In terms of kinetics, CD19+ B cells are almost completely depleted by week 2 after the first 600 mg dose and remain extensively depleted across 24-week dosing intervals. After treatment stops, slow repopulation begins approximately 6 months after the last infusion, with median repletion taking over 15 months. Depletion is more efficient in peripheral blood than in lymphoid organs; B-cell depletion in lymphoid organs and the CNS is limited, which helps explain the relative safety margin of the therapy. Beyond canonical B cells, ocrelizumab also depletes CD20-dim T-cell subsets in both CD4 and CD8 compartments — cells characterized by a proinflammatory phenotype with high production of IFN-γ, TNF-α, and GM-CSF.
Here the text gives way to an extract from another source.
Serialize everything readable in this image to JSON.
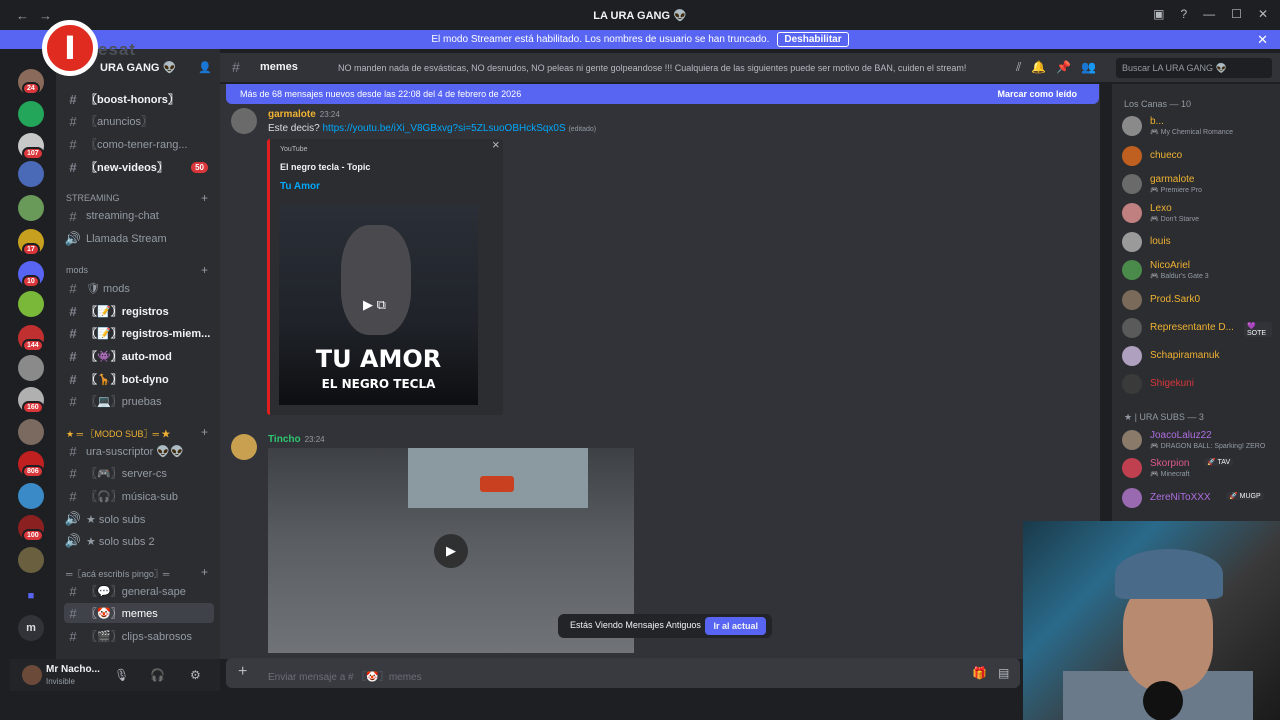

These cellular events translate to a downstream immunological shift: removal of B cells reduces antigen presentation and pathogenic T-cell activation, diminishes pro-inflammatory cytokine production, and moves the immune environment toward immune downregulation. At the signaling level, ocrelizumab treatment is associated with significant reductions in PKCβII, HIF-1α, and VEGF protein content in PBMCs after 12 months, consistent with counteraction of an overactive PKCβII→HIF-1α→VEGF inflammatory cascade. Collectively, this chain — from CD20 binding through multi-arm B-cell depletion to immune downregulation — provides the mechanistic basis for ocrelizumab's clinical efficacy in reducing relapse rates and slowing disability progression in multiple sclerosis.